### Q1. Select data sets: Gemeinfrei, RDF file and Linked Data 


* RDF Datasets: "Gerichte", "Finanzämter", "Schulen","Polizeidienststellen"

Quellen: 
* https://opendata.schleswig-holstein.de/dataset/gerichte-2024-01-28
* https://opendata.schleswig-holstein.de/dataset/schulen-2024-01-31
* https://opendata.schleswig-holstein.de/dataset/polizeidienststellen-2024-01-28
* https://opendata.schleswig-holstein.de/dataset/finanzamter-2024-01-28




In [1]:
from rdflib import Graph


g = Graph()


g.parse("gerichte-2024-01-28.rdf", format="xml")
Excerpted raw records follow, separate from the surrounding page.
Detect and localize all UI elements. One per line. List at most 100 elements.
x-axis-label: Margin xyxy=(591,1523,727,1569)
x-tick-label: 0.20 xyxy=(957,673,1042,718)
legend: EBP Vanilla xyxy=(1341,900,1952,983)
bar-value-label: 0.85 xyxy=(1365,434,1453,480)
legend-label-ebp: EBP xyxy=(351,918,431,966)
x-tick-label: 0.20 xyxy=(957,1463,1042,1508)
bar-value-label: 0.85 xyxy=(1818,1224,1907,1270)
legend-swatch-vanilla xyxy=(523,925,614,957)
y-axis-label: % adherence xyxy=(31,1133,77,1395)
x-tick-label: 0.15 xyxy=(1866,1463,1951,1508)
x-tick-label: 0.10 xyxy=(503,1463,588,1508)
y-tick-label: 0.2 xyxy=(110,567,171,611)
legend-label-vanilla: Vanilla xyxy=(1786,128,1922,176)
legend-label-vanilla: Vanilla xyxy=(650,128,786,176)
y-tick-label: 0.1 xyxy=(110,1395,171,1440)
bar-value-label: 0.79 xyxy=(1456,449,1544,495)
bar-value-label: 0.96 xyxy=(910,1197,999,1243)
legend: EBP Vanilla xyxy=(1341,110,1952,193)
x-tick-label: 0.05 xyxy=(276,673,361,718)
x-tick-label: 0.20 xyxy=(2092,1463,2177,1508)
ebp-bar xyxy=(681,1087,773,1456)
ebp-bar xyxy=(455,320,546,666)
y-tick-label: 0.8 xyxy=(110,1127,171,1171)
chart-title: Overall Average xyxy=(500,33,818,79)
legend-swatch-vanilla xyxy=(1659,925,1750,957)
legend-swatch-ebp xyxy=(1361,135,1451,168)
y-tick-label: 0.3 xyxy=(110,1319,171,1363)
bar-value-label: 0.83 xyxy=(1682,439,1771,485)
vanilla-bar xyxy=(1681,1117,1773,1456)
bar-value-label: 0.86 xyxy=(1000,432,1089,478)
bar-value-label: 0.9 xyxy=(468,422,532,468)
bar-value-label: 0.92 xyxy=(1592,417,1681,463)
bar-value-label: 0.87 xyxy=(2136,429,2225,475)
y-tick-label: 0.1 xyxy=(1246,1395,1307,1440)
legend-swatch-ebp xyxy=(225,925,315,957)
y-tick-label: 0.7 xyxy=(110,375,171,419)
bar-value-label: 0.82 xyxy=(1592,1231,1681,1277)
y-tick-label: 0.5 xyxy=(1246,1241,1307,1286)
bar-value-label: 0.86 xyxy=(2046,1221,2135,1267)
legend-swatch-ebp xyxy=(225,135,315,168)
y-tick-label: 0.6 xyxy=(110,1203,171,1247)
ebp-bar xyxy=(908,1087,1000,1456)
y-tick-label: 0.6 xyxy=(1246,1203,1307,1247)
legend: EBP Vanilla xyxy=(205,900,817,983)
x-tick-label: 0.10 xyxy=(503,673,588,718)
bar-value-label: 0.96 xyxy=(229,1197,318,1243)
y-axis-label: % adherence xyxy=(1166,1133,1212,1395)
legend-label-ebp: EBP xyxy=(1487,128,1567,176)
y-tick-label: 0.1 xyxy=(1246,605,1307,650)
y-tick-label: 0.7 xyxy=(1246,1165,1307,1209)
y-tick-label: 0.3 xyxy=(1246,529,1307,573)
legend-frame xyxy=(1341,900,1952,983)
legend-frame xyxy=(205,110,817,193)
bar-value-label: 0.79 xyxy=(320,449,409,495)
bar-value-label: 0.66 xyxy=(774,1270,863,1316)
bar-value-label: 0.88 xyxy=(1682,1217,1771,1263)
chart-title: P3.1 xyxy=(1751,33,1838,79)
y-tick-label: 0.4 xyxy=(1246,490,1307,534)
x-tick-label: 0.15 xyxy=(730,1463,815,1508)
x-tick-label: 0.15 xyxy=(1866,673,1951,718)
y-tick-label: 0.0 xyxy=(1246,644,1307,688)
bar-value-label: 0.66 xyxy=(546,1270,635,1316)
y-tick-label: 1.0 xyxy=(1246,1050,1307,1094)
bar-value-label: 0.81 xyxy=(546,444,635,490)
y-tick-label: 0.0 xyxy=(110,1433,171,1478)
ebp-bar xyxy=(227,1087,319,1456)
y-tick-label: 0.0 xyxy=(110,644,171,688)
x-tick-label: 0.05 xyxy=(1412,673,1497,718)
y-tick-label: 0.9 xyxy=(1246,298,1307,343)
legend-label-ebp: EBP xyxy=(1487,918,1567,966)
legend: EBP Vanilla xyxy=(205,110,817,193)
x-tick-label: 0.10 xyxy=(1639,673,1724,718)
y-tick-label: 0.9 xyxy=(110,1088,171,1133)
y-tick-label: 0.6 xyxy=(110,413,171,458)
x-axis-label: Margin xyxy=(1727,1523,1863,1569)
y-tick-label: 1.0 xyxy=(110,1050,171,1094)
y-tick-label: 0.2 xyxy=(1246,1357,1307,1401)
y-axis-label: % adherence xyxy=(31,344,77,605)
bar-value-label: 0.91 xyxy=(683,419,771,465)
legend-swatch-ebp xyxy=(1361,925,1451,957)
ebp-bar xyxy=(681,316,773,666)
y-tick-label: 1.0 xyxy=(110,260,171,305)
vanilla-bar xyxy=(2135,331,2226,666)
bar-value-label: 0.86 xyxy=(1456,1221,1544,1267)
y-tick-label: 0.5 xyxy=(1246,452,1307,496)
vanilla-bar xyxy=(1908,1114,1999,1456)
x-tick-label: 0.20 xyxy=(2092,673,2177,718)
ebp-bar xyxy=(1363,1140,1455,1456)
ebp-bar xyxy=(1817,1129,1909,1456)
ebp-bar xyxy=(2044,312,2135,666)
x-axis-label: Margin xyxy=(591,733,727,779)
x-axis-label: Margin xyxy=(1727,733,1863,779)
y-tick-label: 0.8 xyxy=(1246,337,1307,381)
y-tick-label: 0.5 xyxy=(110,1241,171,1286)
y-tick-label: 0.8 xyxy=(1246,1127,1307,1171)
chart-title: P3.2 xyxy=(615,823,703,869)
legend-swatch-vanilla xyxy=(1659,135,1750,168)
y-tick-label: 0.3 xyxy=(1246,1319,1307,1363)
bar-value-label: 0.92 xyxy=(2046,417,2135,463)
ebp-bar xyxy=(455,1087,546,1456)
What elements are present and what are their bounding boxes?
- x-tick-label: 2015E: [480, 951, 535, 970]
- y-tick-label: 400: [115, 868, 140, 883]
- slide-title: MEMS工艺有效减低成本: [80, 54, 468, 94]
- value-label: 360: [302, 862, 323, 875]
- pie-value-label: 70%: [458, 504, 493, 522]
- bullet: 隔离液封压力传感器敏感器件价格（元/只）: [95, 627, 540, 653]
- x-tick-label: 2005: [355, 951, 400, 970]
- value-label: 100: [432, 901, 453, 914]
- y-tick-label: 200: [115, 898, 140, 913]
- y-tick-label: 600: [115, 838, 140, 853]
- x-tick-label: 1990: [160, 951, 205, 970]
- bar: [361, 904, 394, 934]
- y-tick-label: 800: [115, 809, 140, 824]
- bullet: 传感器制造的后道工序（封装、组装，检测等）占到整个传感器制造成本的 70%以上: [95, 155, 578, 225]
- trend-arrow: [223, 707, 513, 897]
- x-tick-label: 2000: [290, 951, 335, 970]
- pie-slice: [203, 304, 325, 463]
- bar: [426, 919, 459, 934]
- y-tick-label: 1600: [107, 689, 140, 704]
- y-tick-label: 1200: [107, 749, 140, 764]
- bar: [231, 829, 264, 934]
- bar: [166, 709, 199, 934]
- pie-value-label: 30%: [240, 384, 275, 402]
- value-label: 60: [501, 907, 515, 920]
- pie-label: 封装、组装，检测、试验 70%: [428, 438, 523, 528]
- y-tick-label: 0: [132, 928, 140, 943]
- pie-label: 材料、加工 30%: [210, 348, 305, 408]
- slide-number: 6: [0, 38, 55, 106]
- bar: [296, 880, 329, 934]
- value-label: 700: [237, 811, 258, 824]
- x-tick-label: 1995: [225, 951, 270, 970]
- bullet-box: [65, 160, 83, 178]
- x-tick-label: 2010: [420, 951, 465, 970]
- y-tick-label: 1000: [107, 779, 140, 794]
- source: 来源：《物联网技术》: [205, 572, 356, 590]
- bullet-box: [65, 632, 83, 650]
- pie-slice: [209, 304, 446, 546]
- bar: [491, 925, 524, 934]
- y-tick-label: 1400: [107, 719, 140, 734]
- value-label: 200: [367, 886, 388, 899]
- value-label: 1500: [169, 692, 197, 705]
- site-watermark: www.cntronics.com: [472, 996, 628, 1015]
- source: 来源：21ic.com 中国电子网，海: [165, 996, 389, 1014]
print(f"The graph of Gerichte has {len(g)} Tripel.")

The graph of Gerichte has 895 Tripel.


In [2]:

g = Graph()


g.parse("schulen-2024-01-31.rdf", format="xml")


print(f"The Graph of Schulen has {len(g)} Tripel.")

The Graph of Schulen has 24754 Tripel.


In [4]:
g = Graph()

g.parse("finanzamter-2024-01-28.rdf", format="xml")

print(f"The Graph of Finanzamter has {len(g)} Tripel.")

The Graph of Finanzamter has 305 Tripel.


In [5]:
g = Graph()

g.parse("polizeidienststellen-2024-01-28.rdf", format="xml")

print(f"The Graph of Poliziendienstestellen has {len(g)} Tripel.")

The Graph of Poliziendienstestellen has 4189 Tripel.


### Q2. Schulen RDF File 

The dataset which I have selected is: https://opendata.schleswig-holstein.de/dataset/schulen-2024-01-31

In [6]:
# Load the RDF file
rdf_file_path = "schulen-2024-01-31.rdf" 

# Create an RDF Graph and parse the RDF file
graph = Graph()
graph.parse(rdf_file_path, format="xml")  

# Print the number of triples in the graph
print(f"Graph has {len(graph)} triples.\n")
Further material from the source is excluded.